TheCorporateCounsel.net

April 25, 2022

What to Do with the COVID-19 Risk Factor?

As we begin the third year of the COVID-19 pandemic, the inevitable question arises with each reporting cycle: “Should we keep our COVID-19 pandemic risk factor and, if so, how should we update it?”

In response to the onset of the pandemic and the Staff’s guidance, many companies have included a separate, detailed risk factor about the pandemic in their periodic reports and registration statements. The risk factor recounts the various risks for companies arising from the pandemic and the measures that have been taken to prevent the spread of the COVID-19 virus. But as with many of the other complications arising from the pandemic, magical thinking pushes us to want to put COVID-19 into the rearview mirror, even in the disclosure realm.

While the outcome depends very much on the individual circumstances of the particular company, my general advice is that it is still too early to get rid of the COVID-19 risk factor in its entirety. Undoubtedly, there are elements of the disclosure that can be updated from period-to-period as public health measures evolve and the risk profile changes, but unfortunately we do not seem to be past a number of key risks arising from the pandemic, even though we may be experiencing more “normal” in our daily lives. For example, companies with operations in China or with elements of business dependent on goods and service from China are still at risk from the impact of lockdowns (as evidenced by reports that residents in Shanghai were being fenced into their apartment buildings over the weekend), while that risk now seems to be more remote in the United States. At the same time, risk factor disclosure about the risks associated with vaccine mandates may now be obsolete as the government’s priorities appear to have shifted on that front (at least for now).

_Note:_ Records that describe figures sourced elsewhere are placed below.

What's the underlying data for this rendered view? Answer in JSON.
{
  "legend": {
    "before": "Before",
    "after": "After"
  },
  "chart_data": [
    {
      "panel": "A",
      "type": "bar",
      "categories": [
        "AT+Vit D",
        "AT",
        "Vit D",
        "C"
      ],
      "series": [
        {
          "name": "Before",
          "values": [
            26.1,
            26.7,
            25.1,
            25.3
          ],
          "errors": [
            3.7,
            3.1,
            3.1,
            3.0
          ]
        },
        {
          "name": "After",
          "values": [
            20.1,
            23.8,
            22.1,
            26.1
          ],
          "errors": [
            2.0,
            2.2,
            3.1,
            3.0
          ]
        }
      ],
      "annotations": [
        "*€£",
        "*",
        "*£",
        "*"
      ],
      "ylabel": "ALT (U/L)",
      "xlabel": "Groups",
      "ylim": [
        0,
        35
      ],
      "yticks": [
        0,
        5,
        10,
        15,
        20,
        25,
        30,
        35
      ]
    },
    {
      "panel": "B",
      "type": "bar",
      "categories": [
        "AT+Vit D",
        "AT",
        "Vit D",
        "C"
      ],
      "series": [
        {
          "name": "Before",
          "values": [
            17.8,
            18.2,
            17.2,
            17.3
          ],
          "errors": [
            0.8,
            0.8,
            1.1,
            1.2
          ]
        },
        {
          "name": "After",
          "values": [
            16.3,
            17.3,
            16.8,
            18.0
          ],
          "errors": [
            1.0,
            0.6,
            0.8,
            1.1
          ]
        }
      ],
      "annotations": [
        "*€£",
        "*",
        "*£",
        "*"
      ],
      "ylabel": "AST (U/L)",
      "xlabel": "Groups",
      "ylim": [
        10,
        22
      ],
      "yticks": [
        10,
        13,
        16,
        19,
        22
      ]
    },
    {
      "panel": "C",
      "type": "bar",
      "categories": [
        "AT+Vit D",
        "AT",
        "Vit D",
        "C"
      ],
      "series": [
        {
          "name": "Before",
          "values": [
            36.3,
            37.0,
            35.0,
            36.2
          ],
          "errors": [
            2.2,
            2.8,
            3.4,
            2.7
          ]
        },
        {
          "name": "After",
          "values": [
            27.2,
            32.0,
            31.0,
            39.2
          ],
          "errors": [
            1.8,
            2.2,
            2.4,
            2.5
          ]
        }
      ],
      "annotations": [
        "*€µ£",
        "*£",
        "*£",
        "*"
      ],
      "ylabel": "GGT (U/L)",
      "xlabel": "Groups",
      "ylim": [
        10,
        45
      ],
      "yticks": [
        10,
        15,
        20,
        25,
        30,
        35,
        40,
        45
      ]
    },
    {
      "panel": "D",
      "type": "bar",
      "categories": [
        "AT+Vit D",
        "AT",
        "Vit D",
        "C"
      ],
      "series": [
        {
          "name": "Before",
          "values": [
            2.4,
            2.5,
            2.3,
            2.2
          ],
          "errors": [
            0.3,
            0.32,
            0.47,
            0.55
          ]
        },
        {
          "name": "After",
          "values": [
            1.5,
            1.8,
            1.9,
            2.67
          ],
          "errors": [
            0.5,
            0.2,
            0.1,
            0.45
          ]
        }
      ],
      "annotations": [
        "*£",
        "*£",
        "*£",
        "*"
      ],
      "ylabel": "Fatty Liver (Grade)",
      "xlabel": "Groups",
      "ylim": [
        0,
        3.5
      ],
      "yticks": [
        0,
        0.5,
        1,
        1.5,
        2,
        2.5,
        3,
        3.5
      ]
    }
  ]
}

One further consideration is the disclosure of risks arising from supply chain problems, which in the earlier days of the pandemic were very much intertwined with the impact of the pandemic and the resulting public health measures. Today, supply chain risks have taken on a life of their own apart from the pandemic, and as a result those risks in many cases warrant their own separate risk factor discussion. We now have a wide variety of factors contributing to the supply chain problems, including, for example, the impact of the pandemic and public health measures worldwide, economic disruption, rising prices, labor shortages, materials shortages and the war in Ukraine. For those companies with operations impacted by the supply chain issues, a frequently-updated dedicated risk factor is likely a good idea given the focus of investors on this area.

The bottom line? Even though you are not required to wear a mask on a plane or at the Starbucks, the pandemic is not over and certain risks remain a reality.